Mr David Death looking at the focusing lenses of a laser-induced breakdown spectroscopy (LIBS) system.
Laser-induced breakdown spectroscopy for mining
Analysing light emissions from the plasma generated by laser pulses can provide insight into the elemental make up of a range of different materials.
11 March 2010 | Updated 14 October 2011
When a high peak energy laser pulse is tightly focused on the surface of a target, the concentrated light energy can be great enough to heat the surface to very high temperatures and break the material at the surface down into its constituent atoms.
The small bright flash created by the laser pulse is called a laser-induced plasma.
When the light emission from such a plasma is analysed the measurement is called laser-induced breakdown spectroscopy or LIBS.
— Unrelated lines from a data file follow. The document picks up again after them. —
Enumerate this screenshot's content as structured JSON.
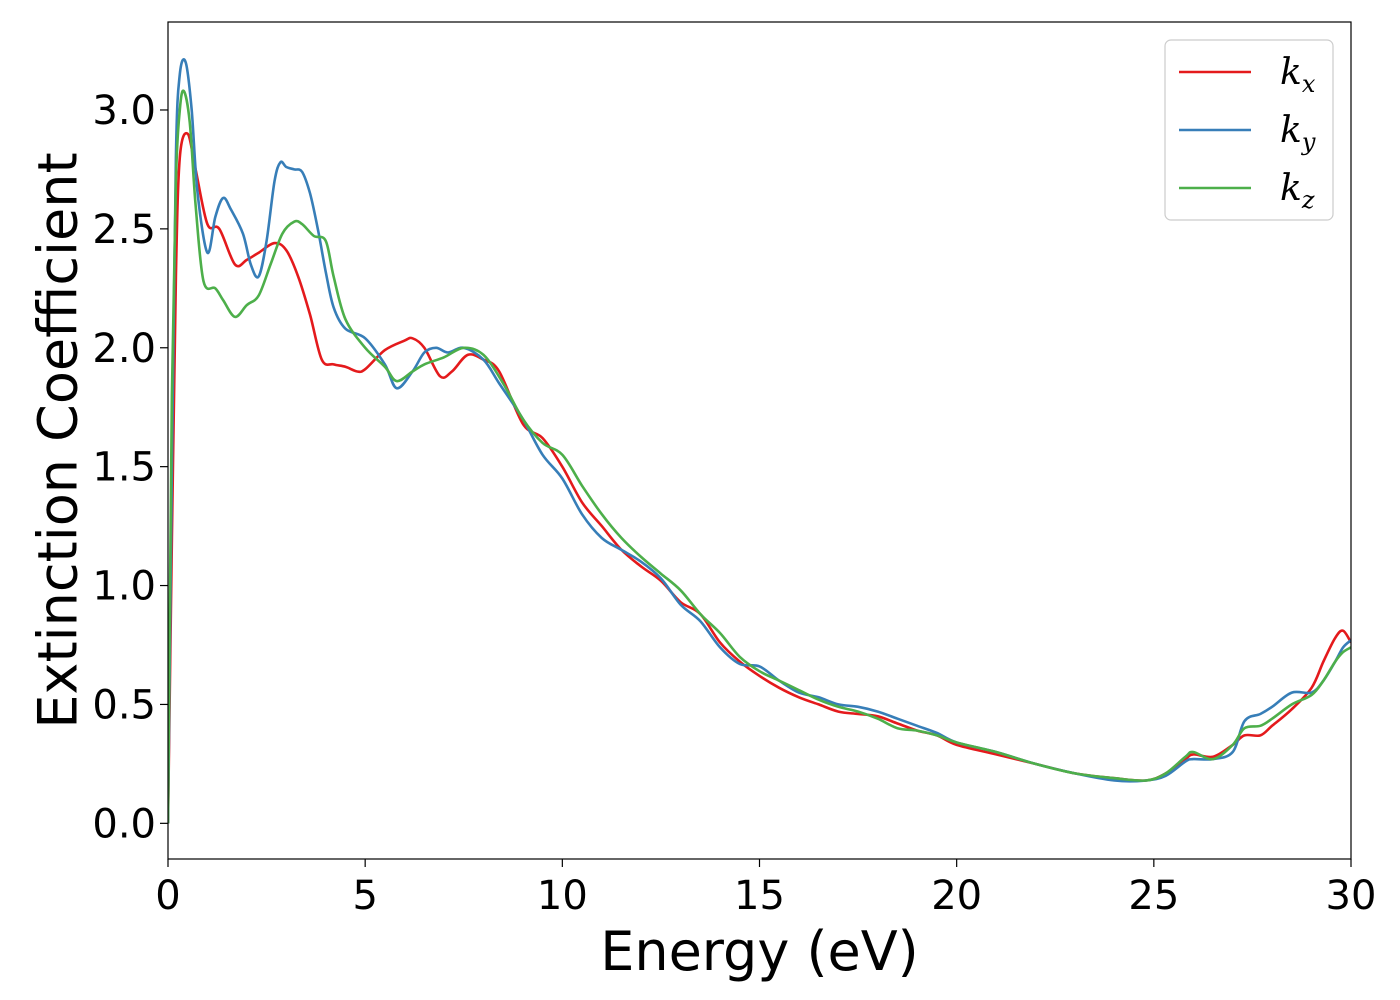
{
  "chart_data": {
    "type": "line",
    "title": "",
    "xlabel": "Energy (eV)",
    "ylabel": "Extinction Coefficient",
    "xlim": [
      0,
      30
    ],
    "ylim": [
      -0.15,
      3.37
    ],
    "xticks": [
      0,
      5,
      10,
      15,
      20,
      25,
      30
    ],
    "xtick_labels": [
      "0",
      "5",
      "10",
      "15",
      "20",
      "25",
      "30"
    ],
    "yticks": [
      0.0,
      0.5,
      1.0,
      1.5,
      2.0,
      2.5,
      3.0
    ],
    "ytick_labels": [
      "0.0",
      "0.5",
      "1.0",
      "1.5",
      "2.0",
      "2.5",
      "3.0"
    ],
    "grid": false,
    "legend_position": "top-right",
    "series": [
      {
        "name": "kx",
        "label_base": "k",
        "label_sub": "x",
        "color": "#e41a1c",
        "x": [
          0,
          0.1,
          0.2,
          0.3,
          0.5,
          0.7,
          1.0,
          1.3,
          1.7,
          2.0,
          2.3,
          2.7,
          3.0,
          3.3,
          3.6,
          3.9,
          4.2,
          4.5,
          4.8,
          5.0,
          5.5,
          6.0,
          6.2,
          6.5,
          6.9,
          7.2,
          7.6,
          8.0,
          8.4,
          9.0,
          9.5,
          10.0,
          10.5,
          11.0,
          11.5,
          12.0,
          12.5,
          13.0,
          13.5,
          14.0,
          14.5,
          15.0,
          15.5,
          16.0,
          16.5,
          17.0,
          17.5,
          18.0,
          18.5,
          19.0,
          19.5,
          20.0,
          21.0,
          22.0,
          23.0,
          24.0,
          24.8,
          25.3,
          25.8,
          26.0,
          26.5,
          27.0,
          27.3,
          27.7,
          28.0,
          28.5,
          29.0,
          29.3,
          29.6,
          29.8,
          30.0
        ],
        "y": [
          0.0,
          1.2,
          2.3,
          2.8,
          2.9,
          2.75,
          2.52,
          2.5,
          2.35,
          2.37,
          2.4,
          2.44,
          2.41,
          2.3,
          2.14,
          1.95,
          1.93,
          1.92,
          1.9,
          1.91,
          1.99,
          2.03,
          2.04,
          2.0,
          1.88,
          1.9,
          1.97,
          1.95,
          1.9,
          1.68,
          1.62,
          1.5,
          1.35,
          1.25,
          1.15,
          1.08,
          1.02,
          0.93,
          0.88,
          0.76,
          0.68,
          0.62,
          0.57,
          0.53,
          0.5,
          0.47,
          0.46,
          0.45,
          0.42,
          0.39,
          0.37,
          0.33,
          0.29,
          0.25,
          0.21,
          0.19,
          0.18,
          0.21,
          0.27,
          0.29,
          0.28,
          0.33,
          0.37,
          0.37,
          0.41,
          0.48,
          0.57,
          0.68,
          0.78,
          0.81,
          0.76
        ]
      },
      {
        "name": "ky",
        "label_base": "k",
        "label_sub": "y",
        "color": "#377eb8",
        "x": [
          0,
          0.1,
          0.2,
          0.3,
          0.45,
          0.6,
          0.75,
          1.0,
          1.2,
          1.4,
          1.6,
          1.9,
          2.1,
          2.3,
          2.5,
          2.7,
          2.85,
          3.0,
          3.2,
          3.4,
          3.6,
          3.8,
          4.0,
          4.2,
          4.5,
          5.0,
          5.5,
          5.8,
          6.2,
          6.5,
          6.8,
          7.1,
          7.5,
          8.0,
          8.4,
          9.0,
          9.5,
          10.0,
          10.5,
          11.0,
          11.5,
          12.0,
          12.5,
          13.0,
          13.5,
          14.0,
          14.5,
          15.0,
          15.5,
          16.0,
          16.5,
          17.0,
          17.5,
          18.0,
          18.5,
          19.0,
          19.5,
          20.0,
          21.0,
          22.0,
          23.0,
          24.0,
          24.8,
          25.3,
          25.8,
          26.0,
          26.5,
          27.0,
          27.3,
          27.7,
          28.0,
          28.5,
          29.0,
          29.3,
          29.6,
          29.8,
          30.0
        ],
        "y": [
          0.0,
          1.5,
          2.8,
          3.15,
          3.2,
          3.0,
          2.65,
          2.4,
          2.55,
          2.63,
          2.58,
          2.48,
          2.35,
          2.3,
          2.45,
          2.7,
          2.78,
          2.76,
          2.75,
          2.74,
          2.65,
          2.5,
          2.32,
          2.17,
          2.08,
          2.04,
          1.93,
          1.83,
          1.9,
          1.98,
          2.0,
          1.98,
          2.0,
          1.95,
          1.85,
          1.7,
          1.55,
          1.45,
          1.3,
          1.2,
          1.15,
          1.1,
          1.03,
          0.92,
          0.85,
          0.74,
          0.67,
          0.66,
          0.6,
          0.55,
          0.53,
          0.5,
          0.49,
          0.47,
          0.44,
          0.41,
          0.38,
          0.34,
          0.3,
          0.25,
          0.21,
          0.18,
          0.18,
          0.2,
          0.26,
          0.27,
          0.27,
          0.3,
          0.43,
          0.46,
          0.49,
          0.55,
          0.55,
          0.6,
          0.68,
          0.74,
          0.77
        ]
      },
      {
        "name": "kz",
        "label_base": "k",
        "label_sub": "z",
        "color": "#4daf4a",
        "x": [
          0,
          0.1,
          0.2,
          0.3,
          0.4,
          0.55,
          0.7,
          0.9,
          1.2,
          1.4,
          1.7,
          2.0,
          2.3,
          2.6,
          2.9,
          3.2,
          3.4,
          3.7,
          4.0,
          4.2,
          4.5,
          5.0,
          5.5,
          5.8,
          6.2,
          6.5,
          7.0,
          7.5,
          8.0,
          8.5,
          9.0,
          9.5,
          10.0,
          10.5,
          11.0,
          11.5,
          12.0,
          12.5,
          13.0,
          13.5,
          14.0,
          14.5,
          15.0,
          15.5,
          16.0,
          16.5,
          17.0,
          17.5,
          18.0,
          18.5,
          19.0,
          19.5,
          20.0,
          21.0,
          22.0,
          23.0,
          24.0,
          24.8,
          25.3,
          25.8,
          26.0,
          26.5,
          27.0,
          27.3,
          27.7,
          28.0,
          28.5,
          29.0,
          29.3,
          29.6,
          29.8,
          30.0
        ],
        "y": [
          0.0,
          1.8,
          2.7,
          3.0,
          3.08,
          2.95,
          2.6,
          2.28,
          2.25,
          2.2,
          2.13,
          2.18,
          2.22,
          2.35,
          2.48,
          2.53,
          2.52,
          2.47,
          2.45,
          2.3,
          2.12,
          2.0,
          1.92,
          1.86,
          1.9,
          1.93,
          1.96,
          2.0,
          1.97,
          1.85,
          1.7,
          1.6,
          1.55,
          1.42,
          1.3,
          1.2,
          1.12,
          1.05,
          0.98,
          0.88,
          0.8,
          0.7,
          0.64,
          0.6,
          0.56,
          0.52,
          0.49,
          0.47,
          0.44,
          0.4,
          0.39,
          0.37,
          0.34,
          0.3,
          0.25,
          0.21,
          0.19,
          0.18,
          0.21,
          0.28,
          0.3,
          0.27,
          0.33,
          0.4,
          0.41,
          0.44,
          0.5,
          0.54,
          0.6,
          0.68,
          0.72,
          0.74
        ]
      }
    ]
  }
}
The plasma light contains a great deal of information about the basic elemental make up of the material measured.
LIBS for elemental analysis
CSIRO's Process Science and Engineering division has developed the LIBS technique to provide detailed elemental analysis of a wide range of different materials including, wood, metal and rocks.
The LIBS technique provides detailed elemental analysis of a wide range of different materials including, wood, metal and rocks.
The data produced by the measurement comes in the form of a spectrum that shows the different light intensities emitted by the laser-induced plasma at different wavelengths, or colours. Each particular element has its own set of characteristic wavelengths that can be used to identify it inside a plasma or a flame.
By analysing LIBS spectra it’s possible to identify the elements on the measured surface.
By applying specialised mathematical treatment to LIBS data it’s also possible to determine how much of each element is present in the sample measured.
Current research focus
Our present focus is on making accurate measurements of the elemental make-up of rocks mined for metal production. So far we have measured samples including lateritic nickel ore and iron ore from Australia and overseas.
These measurements have demonstrated LIBS capacity for measuring elemental concentration down to around 100ppm of trace elements as well as those of major (>10 per cent) and minor (0.1-10 per cent) constituents. The ultimate goal of this work is to be able to make these measurements directly in the mine or mineral processing plant.